Despite these positive changes, the institute predicts Health and Human Services may continue to be adversely affected given the impact on certain policy changes that are set to take effect.
CalWORKS and child care have faced a series of cuts from previous years, and will lose an estimated $469 million in funding for the 2013-14 fiscal year. Counties will see an impact in their welfare-to-work services and child care. Child care, for example, will be reduced to 24 months. Last year $80 million was eliminated from the budget and 10,600 child care slots were eliminated as a result. Nearly 64 percent of child care recipients are Latino. The cuts to child care services will have other detrimental impacts.
“What we know is that the ability of these families to maintain employment is in limbo. The main reason why so many families rely on this program is so they could keep working to provide for their families,” said Saporta.

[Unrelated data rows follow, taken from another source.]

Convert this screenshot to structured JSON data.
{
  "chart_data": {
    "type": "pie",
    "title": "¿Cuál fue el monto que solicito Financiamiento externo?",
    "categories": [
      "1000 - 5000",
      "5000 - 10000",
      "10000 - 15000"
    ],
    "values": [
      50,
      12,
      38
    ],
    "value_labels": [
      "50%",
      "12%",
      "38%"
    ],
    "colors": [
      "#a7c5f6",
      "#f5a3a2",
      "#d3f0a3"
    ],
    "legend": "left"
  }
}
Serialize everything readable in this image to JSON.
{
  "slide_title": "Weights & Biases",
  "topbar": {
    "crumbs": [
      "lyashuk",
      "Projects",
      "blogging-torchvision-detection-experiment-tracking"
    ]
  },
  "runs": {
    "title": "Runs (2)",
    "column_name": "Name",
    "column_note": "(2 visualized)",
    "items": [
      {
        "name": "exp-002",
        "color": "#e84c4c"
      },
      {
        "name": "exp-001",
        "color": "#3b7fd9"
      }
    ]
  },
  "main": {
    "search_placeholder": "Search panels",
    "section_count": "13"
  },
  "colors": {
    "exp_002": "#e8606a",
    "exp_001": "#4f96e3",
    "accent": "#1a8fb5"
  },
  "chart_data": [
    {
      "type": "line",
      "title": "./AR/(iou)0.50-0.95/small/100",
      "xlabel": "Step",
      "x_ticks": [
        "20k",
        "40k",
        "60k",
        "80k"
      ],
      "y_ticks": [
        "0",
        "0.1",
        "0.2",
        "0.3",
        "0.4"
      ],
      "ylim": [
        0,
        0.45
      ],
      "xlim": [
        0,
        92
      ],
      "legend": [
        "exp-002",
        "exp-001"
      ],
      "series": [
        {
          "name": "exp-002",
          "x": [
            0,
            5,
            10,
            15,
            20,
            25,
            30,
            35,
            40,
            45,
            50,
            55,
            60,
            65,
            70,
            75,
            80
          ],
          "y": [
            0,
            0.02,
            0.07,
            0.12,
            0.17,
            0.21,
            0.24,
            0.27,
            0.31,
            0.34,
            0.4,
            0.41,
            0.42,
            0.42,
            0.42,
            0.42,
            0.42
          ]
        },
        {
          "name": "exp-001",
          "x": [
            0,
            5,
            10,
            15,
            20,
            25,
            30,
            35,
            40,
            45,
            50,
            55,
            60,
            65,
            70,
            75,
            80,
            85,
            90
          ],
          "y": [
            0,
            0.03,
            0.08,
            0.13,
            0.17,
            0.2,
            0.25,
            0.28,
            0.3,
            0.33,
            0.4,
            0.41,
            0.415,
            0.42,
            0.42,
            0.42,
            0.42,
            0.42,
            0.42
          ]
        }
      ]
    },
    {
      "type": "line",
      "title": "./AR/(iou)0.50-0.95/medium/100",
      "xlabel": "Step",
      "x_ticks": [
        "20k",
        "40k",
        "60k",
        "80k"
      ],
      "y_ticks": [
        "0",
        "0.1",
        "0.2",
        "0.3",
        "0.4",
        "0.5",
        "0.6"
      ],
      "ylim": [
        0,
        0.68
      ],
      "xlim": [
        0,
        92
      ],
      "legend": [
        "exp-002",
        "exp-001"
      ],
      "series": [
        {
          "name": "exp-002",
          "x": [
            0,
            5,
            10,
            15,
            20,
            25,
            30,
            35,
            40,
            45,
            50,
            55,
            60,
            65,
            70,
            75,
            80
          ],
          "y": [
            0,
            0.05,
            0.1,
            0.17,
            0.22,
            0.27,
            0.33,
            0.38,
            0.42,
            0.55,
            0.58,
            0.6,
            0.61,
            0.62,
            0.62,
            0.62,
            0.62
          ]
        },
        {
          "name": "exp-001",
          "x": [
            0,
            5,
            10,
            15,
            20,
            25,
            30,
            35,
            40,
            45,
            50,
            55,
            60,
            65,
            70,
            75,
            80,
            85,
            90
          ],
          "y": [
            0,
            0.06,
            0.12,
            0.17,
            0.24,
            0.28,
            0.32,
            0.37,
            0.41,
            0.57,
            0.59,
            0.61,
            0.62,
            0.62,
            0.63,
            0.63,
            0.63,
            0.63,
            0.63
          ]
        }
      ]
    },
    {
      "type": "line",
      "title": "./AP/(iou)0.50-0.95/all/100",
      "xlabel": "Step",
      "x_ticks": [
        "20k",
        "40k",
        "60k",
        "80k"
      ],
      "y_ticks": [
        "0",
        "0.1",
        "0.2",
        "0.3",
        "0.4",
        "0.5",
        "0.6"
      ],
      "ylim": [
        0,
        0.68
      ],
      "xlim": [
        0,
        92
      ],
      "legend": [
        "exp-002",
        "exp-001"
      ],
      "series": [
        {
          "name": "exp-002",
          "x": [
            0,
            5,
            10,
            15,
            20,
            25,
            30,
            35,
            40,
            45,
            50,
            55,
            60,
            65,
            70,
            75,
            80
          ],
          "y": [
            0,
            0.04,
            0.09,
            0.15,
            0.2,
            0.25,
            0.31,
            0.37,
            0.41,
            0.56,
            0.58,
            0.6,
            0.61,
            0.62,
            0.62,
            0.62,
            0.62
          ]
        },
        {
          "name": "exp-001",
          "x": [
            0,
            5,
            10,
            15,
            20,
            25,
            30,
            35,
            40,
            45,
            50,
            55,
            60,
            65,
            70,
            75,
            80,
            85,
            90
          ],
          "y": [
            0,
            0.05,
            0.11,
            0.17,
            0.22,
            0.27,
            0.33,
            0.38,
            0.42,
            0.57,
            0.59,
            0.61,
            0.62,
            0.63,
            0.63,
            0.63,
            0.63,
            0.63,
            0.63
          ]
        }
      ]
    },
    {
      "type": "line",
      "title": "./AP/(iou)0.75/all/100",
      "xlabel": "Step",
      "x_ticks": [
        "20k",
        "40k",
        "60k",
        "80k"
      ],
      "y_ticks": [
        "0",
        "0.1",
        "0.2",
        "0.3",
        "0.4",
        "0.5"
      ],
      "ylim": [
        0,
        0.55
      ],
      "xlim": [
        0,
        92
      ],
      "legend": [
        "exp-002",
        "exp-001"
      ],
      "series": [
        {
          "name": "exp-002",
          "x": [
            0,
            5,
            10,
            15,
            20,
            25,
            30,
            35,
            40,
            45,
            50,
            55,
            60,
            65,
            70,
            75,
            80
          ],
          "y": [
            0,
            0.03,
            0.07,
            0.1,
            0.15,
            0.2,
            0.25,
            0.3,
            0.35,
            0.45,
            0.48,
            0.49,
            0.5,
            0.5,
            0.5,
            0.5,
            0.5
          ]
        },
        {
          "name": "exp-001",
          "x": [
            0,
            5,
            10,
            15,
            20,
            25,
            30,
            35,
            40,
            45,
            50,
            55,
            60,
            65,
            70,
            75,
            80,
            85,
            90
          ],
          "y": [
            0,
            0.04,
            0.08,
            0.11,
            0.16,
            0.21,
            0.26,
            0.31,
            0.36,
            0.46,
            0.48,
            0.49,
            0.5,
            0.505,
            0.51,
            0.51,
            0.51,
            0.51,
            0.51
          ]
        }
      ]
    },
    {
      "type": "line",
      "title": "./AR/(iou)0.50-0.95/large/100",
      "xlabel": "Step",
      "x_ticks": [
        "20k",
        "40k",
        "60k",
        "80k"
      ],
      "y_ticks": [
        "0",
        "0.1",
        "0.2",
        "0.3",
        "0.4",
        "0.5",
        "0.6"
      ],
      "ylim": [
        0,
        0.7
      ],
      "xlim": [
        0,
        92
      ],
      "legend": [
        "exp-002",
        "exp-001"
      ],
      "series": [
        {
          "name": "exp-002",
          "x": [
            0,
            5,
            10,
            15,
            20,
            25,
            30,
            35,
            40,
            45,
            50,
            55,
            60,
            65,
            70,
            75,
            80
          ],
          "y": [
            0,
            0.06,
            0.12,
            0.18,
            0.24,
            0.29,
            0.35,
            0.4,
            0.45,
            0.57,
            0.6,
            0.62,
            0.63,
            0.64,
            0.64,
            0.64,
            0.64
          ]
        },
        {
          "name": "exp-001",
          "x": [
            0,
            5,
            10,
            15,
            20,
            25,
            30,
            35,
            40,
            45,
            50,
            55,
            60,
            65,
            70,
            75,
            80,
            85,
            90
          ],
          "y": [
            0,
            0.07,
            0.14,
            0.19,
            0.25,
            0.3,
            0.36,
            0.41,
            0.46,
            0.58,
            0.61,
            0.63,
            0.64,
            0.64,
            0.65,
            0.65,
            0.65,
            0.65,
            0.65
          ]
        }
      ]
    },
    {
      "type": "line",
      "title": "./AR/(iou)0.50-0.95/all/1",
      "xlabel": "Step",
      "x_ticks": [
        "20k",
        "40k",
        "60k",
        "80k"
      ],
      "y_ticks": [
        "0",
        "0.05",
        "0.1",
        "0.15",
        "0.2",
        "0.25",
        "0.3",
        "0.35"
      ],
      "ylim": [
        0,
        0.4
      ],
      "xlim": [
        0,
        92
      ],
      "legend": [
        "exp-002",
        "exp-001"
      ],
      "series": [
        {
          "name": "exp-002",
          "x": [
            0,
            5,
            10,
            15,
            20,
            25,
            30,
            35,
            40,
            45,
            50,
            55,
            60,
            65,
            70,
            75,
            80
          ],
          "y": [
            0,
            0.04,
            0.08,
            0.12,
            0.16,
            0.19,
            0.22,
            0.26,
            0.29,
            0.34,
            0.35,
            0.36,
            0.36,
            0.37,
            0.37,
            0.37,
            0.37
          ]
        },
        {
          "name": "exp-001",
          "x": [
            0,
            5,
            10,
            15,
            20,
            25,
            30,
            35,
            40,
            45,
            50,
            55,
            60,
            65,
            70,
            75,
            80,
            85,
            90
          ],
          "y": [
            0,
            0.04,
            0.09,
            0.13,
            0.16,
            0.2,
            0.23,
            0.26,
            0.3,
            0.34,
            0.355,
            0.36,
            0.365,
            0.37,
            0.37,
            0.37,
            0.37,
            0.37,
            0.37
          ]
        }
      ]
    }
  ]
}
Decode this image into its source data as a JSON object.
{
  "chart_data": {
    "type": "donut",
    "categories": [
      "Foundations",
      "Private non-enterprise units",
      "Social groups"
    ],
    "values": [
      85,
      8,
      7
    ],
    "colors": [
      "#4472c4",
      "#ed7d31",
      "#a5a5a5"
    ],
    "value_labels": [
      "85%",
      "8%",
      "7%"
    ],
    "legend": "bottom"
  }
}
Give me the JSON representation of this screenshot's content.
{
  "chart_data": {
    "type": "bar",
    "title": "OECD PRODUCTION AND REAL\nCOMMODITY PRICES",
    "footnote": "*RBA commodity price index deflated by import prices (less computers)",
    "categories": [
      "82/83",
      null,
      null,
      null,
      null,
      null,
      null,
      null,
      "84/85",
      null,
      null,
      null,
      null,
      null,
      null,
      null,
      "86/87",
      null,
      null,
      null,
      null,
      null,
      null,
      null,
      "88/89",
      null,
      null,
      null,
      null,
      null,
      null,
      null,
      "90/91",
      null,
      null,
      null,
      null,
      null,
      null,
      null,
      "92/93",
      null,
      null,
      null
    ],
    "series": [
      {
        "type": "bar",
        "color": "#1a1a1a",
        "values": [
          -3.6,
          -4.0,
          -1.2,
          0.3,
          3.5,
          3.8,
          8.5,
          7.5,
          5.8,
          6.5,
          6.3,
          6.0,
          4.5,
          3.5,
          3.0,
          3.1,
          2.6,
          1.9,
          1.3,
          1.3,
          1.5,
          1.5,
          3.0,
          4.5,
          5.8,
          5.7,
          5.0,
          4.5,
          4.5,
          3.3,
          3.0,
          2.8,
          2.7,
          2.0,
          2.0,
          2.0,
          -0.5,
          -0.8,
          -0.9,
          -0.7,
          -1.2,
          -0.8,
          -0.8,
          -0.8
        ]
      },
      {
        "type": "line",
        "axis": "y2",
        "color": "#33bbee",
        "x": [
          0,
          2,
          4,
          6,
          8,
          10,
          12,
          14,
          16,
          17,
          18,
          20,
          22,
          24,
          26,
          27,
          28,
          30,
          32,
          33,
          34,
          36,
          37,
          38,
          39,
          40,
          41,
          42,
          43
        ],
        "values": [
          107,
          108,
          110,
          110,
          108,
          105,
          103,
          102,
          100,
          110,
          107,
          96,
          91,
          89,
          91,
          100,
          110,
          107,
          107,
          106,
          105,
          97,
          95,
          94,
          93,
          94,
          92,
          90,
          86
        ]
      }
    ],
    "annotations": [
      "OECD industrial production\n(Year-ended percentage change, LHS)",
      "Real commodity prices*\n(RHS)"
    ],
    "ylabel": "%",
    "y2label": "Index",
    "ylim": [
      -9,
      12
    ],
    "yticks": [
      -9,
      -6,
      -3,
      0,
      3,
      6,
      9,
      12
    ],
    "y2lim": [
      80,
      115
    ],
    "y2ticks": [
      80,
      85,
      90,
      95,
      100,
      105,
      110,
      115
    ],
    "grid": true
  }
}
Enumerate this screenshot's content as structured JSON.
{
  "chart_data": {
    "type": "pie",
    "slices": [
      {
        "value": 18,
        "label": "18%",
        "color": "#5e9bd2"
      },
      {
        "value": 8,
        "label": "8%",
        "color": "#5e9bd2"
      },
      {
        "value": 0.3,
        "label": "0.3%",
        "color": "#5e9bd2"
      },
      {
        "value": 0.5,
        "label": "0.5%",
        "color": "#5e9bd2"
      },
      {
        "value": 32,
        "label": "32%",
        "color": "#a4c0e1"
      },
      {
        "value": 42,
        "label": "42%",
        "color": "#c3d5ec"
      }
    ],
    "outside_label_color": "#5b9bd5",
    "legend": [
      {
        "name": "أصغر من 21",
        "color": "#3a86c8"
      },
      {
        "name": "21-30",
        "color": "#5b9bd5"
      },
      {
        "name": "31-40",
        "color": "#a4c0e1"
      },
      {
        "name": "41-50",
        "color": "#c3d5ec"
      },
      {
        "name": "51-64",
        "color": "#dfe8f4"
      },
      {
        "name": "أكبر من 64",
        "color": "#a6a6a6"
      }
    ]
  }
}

The Healthy Families Program, which was underfunded by approximately $100 million last fiscal year, is expected to see an increase this year. Nearly 47 percent of Latino families rely on Healthy Family programs and about 58 percent of all program recipients are communities of color.
“Though many of the increases in funding sound positive, in reality, they only offset about half of the drastic historical cuts they have faced. It doesn’t necessarily increase revenue or benefits,” said Saporta.
According to the administration, the state’s General Fund budgetary reserve will be $1 billion by the end of 2014 if implemented as proposed. Yet, Californian’s still live well below the poverty line. Last year, poverty levels were at 16.3 percent, and have increased to 16.6 percent. Communities of color have the highest rates of poverty.
How health care reform and the Medi-Cal expansion will be implemented is still uncertain, said Saporta.
“The Medi-Cal expansion will benefit 1.8 to 2.7 million people by 2019 and 60 percent will be communities of color but we still don’t have the details on how it will work,” said Saporta.
Education, one of the big issues highlighted by Brown in his State of the State Address and January state budget proposal, will get an increase in funding.
Brown’s current budget proposal allocates $56.2 billion for K-12 education in 2013-14 and indicates that funding levels will increase by almost $2,700 per student through 2017.
In addition, he introduced changes to the Local Control Funding Formula as a new method to provide more funds to districts serving English-Language Learners and low-income students with the end goal of bridging the education gap among advantaged and disadvantaged students.
The formula proposes a base grant for all districts and a supplemental grant to districts based on how many economically disadvantaged students are enrolled.
“The only problem we see is the lack of oversight in this process. Even though districts will have the ability to manage the funds, whether or not they will directly go to helping and meeting the needs of the students is an open question,” said Dr. Daniel Byrd, the institute’s research director.
In higher education, approximately $125 million from the general fund will provide for core instructional costs for both the UC and the CSU systems. The problem, said analysts, are the number of students and minority students each system holds.
“There are more students of color who attend the CSU system compared to the UC system. So, even though funds will be allocated to both systems, it is an inequitable distribution of funding, particularly for CSU students who are disproportionately students of color,” said Byrd.
Institute analysts are hopeful more clarifications to Brown’s proposal will help iron out the kinks in funding across education and health care alike.
“We have to wait until we have details. It will all come down to specifics,” said Byrd.